Clarence, of course, knew better that to touch the fence and was just letting me know who was boss. He got no argument from me.
Sam and Benison couldn’t stop laughing.
Sam who’d been whinging about the sanctuary visit, ended up loving it. ‘Things go fast when you enjoy yourself,’ he remarked.
‘Yes,’ Benison explained. ‘There’s an expression for that. Time flies when you’re having fun.’
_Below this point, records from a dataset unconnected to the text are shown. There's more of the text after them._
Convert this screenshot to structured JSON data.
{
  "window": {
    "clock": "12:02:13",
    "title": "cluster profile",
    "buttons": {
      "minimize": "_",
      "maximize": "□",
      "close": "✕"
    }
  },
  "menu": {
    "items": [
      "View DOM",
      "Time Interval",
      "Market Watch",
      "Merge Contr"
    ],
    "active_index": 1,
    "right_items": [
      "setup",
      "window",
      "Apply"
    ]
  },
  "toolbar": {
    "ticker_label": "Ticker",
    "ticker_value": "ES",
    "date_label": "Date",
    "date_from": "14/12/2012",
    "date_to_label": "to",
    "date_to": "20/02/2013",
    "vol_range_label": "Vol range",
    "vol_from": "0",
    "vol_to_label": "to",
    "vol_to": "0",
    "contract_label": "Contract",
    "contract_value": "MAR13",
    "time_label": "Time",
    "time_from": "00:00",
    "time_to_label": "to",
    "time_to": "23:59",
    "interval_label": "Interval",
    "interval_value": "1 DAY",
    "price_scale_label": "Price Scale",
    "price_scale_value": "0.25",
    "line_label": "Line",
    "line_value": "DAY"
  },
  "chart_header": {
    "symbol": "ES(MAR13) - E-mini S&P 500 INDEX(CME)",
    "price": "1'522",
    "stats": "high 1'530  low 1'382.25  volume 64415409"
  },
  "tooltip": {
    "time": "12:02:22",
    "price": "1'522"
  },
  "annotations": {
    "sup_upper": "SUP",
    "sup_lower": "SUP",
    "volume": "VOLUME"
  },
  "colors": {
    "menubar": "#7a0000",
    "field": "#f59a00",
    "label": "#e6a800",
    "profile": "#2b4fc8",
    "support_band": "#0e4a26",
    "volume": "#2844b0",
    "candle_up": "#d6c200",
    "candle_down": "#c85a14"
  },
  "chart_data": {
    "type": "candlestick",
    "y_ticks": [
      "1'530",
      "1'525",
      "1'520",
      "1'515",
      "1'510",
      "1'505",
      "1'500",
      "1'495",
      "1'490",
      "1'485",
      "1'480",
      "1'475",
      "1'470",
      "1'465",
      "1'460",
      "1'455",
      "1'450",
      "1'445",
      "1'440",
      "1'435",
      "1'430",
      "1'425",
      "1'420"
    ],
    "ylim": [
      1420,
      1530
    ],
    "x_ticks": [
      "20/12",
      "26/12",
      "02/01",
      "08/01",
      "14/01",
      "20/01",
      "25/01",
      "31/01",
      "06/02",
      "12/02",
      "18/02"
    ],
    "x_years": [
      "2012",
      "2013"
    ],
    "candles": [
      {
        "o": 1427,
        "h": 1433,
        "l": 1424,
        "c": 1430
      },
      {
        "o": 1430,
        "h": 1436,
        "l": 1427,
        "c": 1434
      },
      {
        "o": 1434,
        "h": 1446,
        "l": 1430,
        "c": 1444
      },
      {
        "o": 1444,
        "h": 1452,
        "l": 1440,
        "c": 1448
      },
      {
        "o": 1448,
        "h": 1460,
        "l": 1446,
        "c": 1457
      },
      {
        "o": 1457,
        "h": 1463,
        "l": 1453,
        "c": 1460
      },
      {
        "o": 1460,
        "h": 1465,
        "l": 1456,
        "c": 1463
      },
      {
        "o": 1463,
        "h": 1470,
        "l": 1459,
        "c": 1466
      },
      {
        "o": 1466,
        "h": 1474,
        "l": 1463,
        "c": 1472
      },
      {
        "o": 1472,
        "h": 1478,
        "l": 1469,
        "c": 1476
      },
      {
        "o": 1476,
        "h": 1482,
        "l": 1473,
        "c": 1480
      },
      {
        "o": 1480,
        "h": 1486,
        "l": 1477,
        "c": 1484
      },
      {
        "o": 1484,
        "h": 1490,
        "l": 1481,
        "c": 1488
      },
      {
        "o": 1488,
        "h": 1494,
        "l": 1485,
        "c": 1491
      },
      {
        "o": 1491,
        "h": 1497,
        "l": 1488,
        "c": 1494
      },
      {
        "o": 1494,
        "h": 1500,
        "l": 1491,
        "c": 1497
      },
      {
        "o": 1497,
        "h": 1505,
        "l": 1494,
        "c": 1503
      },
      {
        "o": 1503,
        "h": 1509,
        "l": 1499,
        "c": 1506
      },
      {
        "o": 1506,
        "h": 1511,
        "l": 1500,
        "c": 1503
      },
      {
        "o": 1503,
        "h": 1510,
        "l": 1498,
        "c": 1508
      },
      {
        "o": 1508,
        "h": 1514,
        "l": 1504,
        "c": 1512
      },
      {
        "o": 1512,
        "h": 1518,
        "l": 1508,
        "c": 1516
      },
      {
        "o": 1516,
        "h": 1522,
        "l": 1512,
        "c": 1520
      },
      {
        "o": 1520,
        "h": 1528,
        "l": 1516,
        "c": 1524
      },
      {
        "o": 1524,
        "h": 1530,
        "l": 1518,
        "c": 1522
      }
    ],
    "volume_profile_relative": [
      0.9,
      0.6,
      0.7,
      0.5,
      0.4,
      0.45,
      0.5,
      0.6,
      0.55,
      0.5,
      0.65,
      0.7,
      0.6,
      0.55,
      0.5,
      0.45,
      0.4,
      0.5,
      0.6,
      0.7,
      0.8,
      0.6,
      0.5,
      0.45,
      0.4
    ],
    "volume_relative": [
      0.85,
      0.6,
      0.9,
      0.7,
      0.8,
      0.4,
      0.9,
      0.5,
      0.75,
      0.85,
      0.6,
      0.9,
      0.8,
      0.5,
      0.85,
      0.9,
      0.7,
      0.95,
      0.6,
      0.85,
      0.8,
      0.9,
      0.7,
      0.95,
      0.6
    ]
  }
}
On our last evening in Windhoek, Sam, Benison and I had dinner at the iconic Joe’s Beerhouse, where I ordered a delicious springbok kebab, but Benison and Sam preferred more prosaic dishes. Benison was already sad about the prospect of leaving Namibia, having been inoculated with its lure, and Sam and I had had a terrific fortnight, catching up with old friends and acquaintances and once again experiencing the magic of this fascinating continent.
As we were preparing to leave the next morning for the airport, I filmed Sam having one last conversation with Rosa, a staff member at Chameleon. Sam had spoken to Rosa on our first visit, once again in front of the camera. She was astonished at the difference, as he casually chatted with her about family and work. She asked whether we had been doing a lot of therapy of some sort. Well, yes, we had, but of a most unusual kind, on the road in Africa!